I strongly urge you to contact your authority directly to ask any of these questions, and review if any electrical permits are required.
Skimming through the CSA Canadian Electrical Code 2002; I can only find reference to GFI plugs required in restrooms:
Receptacles: 26-700 (11) Receptacles located in bathrooms or washrooms and installed within 3 m of washbasins, bathtubs, or shower stalls shall be protected by a ground fault circuit interrupter of the Class A type.
However, within the CSA simplified guide (see below for full title of publication) I see the following:
"Another important consideration is whether or not the receptacle needs to be protected by a ground fault circuit interrupter (GFCI).
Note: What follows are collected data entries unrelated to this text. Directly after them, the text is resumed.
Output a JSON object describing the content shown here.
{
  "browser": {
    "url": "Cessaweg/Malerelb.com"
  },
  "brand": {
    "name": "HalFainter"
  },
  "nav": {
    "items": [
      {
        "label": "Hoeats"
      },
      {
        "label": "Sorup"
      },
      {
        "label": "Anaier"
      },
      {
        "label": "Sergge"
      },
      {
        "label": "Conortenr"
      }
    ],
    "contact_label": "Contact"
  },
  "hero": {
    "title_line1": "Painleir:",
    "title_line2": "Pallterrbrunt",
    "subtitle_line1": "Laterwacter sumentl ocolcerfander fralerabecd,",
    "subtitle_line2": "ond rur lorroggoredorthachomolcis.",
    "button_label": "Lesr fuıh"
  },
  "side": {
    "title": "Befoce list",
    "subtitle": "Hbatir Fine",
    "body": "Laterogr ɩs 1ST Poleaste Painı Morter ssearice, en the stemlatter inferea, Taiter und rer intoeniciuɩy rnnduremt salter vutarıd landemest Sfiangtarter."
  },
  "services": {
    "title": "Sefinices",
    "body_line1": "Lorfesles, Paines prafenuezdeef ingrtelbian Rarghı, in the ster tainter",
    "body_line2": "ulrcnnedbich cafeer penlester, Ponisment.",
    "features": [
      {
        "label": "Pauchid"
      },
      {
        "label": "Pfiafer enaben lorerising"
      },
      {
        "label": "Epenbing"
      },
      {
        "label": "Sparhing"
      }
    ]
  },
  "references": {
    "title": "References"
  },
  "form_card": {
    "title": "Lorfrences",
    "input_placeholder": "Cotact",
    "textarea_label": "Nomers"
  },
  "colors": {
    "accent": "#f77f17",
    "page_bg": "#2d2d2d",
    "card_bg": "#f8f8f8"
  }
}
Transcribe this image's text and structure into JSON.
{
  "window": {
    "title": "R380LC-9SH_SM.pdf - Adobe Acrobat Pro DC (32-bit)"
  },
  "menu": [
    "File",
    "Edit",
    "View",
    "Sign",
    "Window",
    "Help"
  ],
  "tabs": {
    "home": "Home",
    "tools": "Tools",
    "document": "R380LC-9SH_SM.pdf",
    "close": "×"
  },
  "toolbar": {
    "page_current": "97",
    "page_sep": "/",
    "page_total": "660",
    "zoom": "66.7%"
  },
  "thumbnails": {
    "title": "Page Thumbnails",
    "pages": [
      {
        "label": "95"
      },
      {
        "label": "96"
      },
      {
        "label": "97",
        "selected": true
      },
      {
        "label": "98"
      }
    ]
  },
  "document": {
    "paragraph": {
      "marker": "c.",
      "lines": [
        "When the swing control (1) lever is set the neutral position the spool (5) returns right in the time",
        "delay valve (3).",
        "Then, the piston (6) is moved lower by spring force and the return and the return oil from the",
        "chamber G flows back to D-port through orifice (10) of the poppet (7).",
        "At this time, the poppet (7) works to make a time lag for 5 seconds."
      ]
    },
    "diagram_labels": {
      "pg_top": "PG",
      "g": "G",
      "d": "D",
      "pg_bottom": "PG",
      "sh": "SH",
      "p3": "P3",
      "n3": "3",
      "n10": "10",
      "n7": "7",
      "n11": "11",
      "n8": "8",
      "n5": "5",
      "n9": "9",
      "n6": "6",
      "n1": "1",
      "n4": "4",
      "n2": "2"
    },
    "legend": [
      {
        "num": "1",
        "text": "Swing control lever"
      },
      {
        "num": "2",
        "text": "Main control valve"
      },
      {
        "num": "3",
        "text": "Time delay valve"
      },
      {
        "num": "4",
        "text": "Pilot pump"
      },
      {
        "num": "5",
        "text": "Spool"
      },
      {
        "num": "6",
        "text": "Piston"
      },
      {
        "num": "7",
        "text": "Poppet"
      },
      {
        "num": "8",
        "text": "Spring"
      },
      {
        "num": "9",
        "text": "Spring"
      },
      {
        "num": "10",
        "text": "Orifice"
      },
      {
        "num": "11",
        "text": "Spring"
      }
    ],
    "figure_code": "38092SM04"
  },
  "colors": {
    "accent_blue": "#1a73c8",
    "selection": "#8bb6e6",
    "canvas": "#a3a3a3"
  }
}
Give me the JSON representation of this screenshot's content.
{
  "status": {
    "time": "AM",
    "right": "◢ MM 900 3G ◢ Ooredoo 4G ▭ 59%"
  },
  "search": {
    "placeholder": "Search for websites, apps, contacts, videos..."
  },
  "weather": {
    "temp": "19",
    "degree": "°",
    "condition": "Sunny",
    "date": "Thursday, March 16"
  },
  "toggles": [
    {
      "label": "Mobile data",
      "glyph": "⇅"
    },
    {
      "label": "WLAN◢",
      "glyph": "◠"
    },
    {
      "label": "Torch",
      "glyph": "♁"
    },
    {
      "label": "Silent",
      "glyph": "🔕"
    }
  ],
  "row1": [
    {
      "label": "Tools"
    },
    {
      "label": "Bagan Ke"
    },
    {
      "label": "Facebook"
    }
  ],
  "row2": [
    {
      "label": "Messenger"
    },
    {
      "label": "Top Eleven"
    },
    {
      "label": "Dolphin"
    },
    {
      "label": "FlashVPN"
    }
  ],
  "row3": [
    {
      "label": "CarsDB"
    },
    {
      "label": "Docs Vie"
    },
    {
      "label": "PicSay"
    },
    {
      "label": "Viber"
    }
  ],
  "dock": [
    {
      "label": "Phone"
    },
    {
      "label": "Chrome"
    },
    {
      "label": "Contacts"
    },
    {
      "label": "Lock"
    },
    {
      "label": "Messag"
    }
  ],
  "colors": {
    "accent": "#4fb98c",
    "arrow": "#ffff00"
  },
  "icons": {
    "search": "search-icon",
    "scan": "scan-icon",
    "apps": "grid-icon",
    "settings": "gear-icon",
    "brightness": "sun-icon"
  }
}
The code requires that any receptacle within 3 m (10 ft.) of a sink, bathtub, or shower stall be protected by a Class A GFCI, and in some parts of Canada, ground fault protection is also required for any receptacle located on a kitchen counter work surface that contans a sink (check with local inspection authorities). ..."
Here are some other excerpts according to the 2002 CSA Canadian Electrical Code:
Receptacles in Residential Occupancies 26-710 c) Receptacles shall not be mounted facing up in the work surfaces or counters in the kitchen or dining area and d) Where split receptacles are installed on a side of a counter work surface in a kitchen designed for use by persons with disabilities, such receptacles shall not be considered as substituting for the receptacles required by Rule 26-712(d)
If you reside in Canada you may want to obtain a copy of CSA's "Do it right - Wiring for Canadian homes and cottages - a guide to the CSA Canadian Electrical Code." This guide simplifies information for Canadian residential electrical installation requirements.